Era el mar. Era el Mediterráneo que se extendía en el horizonte, en el exterior de su habitación. En el fondo azul de la mitad superior del cuadro había una barca pequeña de color naranja. A bordo, una mujer y su hijo estaban de espaldas a la destrucción que tenían detrás y miraban a lo lejos.

—Fuimos los únicos que sobrevivimos. Mi padre y mi hermana murieron en un ataque aéreo.

El chico colocó un brazo alrededor de su madre.

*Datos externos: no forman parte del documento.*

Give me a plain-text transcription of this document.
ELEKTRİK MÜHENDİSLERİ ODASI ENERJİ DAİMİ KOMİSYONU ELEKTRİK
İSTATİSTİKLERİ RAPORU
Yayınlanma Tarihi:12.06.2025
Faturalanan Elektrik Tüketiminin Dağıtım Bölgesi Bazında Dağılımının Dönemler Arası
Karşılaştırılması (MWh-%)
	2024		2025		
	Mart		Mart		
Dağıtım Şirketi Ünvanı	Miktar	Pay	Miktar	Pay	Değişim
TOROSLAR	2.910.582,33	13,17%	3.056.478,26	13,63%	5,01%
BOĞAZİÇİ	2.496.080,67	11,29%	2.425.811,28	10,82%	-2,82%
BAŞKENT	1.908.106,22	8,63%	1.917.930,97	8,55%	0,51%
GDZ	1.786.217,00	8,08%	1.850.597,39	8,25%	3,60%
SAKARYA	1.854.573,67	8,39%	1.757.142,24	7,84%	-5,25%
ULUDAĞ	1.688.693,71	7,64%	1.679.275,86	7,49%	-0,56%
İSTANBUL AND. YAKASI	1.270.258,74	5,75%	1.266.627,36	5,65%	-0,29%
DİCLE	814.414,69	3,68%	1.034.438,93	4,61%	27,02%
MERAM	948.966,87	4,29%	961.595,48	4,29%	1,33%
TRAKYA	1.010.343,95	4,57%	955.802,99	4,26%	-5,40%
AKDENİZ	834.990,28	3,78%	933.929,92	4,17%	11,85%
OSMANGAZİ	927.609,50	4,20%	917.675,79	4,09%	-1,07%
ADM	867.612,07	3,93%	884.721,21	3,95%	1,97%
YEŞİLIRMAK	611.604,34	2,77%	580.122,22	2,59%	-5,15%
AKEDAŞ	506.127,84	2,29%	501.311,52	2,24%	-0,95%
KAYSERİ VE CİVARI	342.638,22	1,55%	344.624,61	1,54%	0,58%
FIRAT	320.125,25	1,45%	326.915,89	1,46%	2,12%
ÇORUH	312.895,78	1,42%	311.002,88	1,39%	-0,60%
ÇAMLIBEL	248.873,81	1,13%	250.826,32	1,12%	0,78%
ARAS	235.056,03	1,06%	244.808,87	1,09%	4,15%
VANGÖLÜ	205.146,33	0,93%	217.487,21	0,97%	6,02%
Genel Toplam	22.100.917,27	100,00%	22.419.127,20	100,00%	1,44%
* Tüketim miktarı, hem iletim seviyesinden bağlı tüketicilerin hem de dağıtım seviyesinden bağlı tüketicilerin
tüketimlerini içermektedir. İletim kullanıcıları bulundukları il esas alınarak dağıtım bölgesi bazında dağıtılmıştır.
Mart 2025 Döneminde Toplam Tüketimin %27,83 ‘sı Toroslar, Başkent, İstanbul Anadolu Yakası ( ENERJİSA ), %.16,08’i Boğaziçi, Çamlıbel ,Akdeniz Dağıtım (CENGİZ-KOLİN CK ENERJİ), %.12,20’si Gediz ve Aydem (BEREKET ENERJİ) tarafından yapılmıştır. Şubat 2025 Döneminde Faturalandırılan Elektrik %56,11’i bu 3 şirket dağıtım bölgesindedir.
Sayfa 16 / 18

—Aquí todo el mundo ha perdido a alguien, pero todos son supervivientes. —La chica observó las pinturas que colgaban de los viejos robles y vio que los artistas del otro lado del mar se parecían aún más a ella. Se dio cuenta de que no estaba sola, y el dolor de aquellas personas era el mismo que el suyo. La mujer interrumpió las reflexiones de la chica murmurando una frase en aquella lengua desconocida. El chico de la camiseta amarilla sonrió y afirmó—: Ha dicho que tú también pareces una superviviente.

En aquel preciso instante, se sintió como si perteneciera a algún lugar.

Notas

1. Solos; canción italiana de Toto Cutugno.
2. El mundo al otro lado de la ventana parece una película de cine mudo.